Selama waktu itu fotosintesis akan gagal, yang menyebabkan keruntuhan ekosistem. Dan bahkan setelah sinar matahari kembali, penurunan ini bisa bertahan selama beberapa dekade lebih, menurut penelitian yang dipresentasikan pada 16 Desember pada pertemuan tahunan American Geophysical Union (AGU), yang digelar di New Orleans dan daring.
Periode Cretaceous (145 juta hingga 66 juta tahun yang lalu) berakhir dengan ledakan ketika sebuah asteroid yang melaju dengan kecepatan sekitar 27.000 mph (43.000 km/jam) menabrak Bumi. Diameternya sekitar 12 kilometer, dan meninggalkan bekas luka yang dikenal sebagai kawah Chicxulub, yang terletak di bawah air di Teluk Meksiko dekat Semenanjung Yucatán dan berdiameter setidaknya 150 kilometer. Dampaknya akhirnya memusnahkan setidaknya 75% kehidupan di Bumi, termasuk semua dinosaurus non-unggas (garis keturunan yang menghasilkan burung modern adalah satu-satunya cabang pohon keluarga dinosaurus yang selamat dari kepunahan).
Awan batu hancur dan asam sulfat dari kecelakaan itu akan menggelapkan langit, mendinginkan suhu global, menghasilkan hujan asam dan memicu kebakaran hutan. Para ilmuwan pertama kali mengusulkan pasca-asteroid "skenario musim dingin nuklir" pada 1980-an; hipotesis ini menunjukkan bahwa kegelapan berperan dalam kepunahan massal setelah dampak jaman Kapur, kata Peter Roopnarine, kurator geologi di Departemen Zoologi dan Geologi Invertebrata di California Academy of Sciences, dan presenter pada pertemuan AGU.
Namun, hanya dalam dekade terakhir ini para peneliti mengembangkan model yang menunjukkan bagaimana kegelapan itu dapat memengaruhi kehidupan, kata Roopnarine yang dilansir dari Live Science.
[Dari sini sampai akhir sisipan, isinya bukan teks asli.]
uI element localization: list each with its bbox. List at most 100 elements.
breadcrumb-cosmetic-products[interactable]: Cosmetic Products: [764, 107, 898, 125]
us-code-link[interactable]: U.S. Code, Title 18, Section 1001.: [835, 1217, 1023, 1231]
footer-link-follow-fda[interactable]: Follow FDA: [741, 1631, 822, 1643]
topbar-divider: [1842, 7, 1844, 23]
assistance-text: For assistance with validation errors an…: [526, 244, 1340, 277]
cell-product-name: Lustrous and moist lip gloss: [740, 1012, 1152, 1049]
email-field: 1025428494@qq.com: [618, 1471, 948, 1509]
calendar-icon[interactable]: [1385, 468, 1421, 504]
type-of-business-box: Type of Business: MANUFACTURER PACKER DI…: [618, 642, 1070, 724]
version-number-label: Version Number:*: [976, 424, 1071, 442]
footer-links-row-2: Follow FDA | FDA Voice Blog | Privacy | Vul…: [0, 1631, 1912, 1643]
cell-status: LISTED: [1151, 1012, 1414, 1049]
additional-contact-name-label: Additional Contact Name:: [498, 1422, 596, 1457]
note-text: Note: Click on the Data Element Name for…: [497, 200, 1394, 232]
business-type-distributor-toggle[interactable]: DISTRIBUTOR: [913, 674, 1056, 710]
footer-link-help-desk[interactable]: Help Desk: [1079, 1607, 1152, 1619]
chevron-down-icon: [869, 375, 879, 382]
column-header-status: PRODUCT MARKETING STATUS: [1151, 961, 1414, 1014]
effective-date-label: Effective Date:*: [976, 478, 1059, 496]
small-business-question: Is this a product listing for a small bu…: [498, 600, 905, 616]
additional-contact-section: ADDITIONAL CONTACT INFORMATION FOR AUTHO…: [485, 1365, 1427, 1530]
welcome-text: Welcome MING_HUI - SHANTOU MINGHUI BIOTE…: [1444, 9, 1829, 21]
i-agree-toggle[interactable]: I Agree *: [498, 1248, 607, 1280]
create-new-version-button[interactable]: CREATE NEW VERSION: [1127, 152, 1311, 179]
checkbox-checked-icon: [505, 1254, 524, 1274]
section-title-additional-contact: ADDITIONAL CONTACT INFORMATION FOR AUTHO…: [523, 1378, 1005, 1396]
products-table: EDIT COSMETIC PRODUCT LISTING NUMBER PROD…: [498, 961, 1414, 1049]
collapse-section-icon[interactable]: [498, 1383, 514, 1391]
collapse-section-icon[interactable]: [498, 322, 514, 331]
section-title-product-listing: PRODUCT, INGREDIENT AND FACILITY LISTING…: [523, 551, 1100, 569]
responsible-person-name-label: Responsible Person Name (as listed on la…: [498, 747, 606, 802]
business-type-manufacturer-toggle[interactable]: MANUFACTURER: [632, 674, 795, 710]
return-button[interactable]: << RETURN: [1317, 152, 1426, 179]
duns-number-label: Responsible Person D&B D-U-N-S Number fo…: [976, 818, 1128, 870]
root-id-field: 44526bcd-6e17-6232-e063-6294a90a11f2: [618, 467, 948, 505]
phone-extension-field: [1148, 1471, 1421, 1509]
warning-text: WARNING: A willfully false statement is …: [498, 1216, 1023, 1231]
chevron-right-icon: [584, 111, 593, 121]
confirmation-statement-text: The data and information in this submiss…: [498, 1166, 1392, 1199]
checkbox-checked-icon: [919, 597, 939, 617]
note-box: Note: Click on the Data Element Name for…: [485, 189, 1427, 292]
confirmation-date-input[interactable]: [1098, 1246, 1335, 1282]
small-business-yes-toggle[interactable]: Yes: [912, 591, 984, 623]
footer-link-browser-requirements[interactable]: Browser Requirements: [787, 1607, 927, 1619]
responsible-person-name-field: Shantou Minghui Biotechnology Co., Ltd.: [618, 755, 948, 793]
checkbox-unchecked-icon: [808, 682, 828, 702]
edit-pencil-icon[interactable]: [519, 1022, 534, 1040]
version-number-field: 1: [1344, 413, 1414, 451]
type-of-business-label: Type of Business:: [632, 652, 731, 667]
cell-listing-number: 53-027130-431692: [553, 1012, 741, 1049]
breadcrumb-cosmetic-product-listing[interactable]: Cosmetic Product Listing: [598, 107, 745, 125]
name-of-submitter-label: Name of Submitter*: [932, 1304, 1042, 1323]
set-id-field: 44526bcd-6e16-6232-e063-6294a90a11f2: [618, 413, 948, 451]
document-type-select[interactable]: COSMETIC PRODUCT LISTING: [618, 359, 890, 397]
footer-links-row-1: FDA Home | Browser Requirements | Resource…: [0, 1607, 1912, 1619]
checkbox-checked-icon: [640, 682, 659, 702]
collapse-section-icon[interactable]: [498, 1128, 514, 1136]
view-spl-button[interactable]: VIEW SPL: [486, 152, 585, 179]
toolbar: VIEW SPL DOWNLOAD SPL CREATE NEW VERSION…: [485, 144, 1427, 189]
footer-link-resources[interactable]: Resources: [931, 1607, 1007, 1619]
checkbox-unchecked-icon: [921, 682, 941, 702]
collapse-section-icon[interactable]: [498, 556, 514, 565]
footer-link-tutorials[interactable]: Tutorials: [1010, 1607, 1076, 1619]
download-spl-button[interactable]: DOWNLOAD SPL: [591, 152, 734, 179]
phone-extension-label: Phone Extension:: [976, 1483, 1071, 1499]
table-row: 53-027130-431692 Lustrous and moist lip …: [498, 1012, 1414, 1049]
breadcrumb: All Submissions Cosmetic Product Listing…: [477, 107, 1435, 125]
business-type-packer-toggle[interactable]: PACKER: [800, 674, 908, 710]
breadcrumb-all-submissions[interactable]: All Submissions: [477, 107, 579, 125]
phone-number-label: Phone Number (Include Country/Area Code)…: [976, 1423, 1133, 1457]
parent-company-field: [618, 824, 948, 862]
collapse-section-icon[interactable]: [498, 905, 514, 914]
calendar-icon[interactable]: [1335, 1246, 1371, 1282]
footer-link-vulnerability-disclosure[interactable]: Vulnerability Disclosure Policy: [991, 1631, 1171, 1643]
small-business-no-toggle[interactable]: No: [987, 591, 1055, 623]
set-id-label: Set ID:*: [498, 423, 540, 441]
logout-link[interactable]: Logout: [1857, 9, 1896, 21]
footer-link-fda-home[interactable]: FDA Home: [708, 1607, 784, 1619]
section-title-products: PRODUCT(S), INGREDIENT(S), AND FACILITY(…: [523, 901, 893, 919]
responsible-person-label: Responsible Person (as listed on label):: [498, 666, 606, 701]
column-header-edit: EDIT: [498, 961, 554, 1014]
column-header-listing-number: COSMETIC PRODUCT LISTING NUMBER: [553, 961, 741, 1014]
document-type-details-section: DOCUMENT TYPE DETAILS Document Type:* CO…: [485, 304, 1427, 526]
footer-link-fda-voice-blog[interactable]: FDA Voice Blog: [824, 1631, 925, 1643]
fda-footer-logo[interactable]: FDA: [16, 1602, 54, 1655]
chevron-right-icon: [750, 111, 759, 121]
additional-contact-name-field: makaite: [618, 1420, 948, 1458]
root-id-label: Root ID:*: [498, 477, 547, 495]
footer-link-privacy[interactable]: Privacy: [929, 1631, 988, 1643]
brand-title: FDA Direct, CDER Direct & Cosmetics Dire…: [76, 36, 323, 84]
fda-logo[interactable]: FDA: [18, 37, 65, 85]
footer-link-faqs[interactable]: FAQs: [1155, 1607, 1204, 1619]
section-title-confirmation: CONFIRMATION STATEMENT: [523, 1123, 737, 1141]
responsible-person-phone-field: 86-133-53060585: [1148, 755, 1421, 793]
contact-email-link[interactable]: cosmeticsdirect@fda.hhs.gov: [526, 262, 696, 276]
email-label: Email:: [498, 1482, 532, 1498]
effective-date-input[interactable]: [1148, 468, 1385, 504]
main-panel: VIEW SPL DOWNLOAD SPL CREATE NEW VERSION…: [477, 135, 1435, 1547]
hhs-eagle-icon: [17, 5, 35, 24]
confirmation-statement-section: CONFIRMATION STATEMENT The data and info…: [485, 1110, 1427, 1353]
"Pemikiran umum sekarang adalah bahwa kebakaran hutan global akan menjadi sumber utama jelaga halus yang akan melayang ke atmosfer atas," kata Roopnarine. "Konsentrasi jelaga dalam beberapa hari hingga minggu pertama kebakaran akan cukup tinggi untuk mengurangi jumlah sinar matahari yang masuk ke tingkat yang cukup rendah untuk mencegah fotosintesis."
Masa Kelam
kegelapan jangka panjang dipelajari dengan merekonstruksi komunitas ekologi yang akan ada pada saat itu dari dampak asteroid. Mereka menggunakan 300 spesies yang diketahui dari Formasi Hell Creek, hamparan kaya fosil serpih dan batu pasir yang berasal dari bagian akhir jaman Kapur dan meluas ke bagian Montana, Dakota Utara, Dakota Selatan, dan Wyoming.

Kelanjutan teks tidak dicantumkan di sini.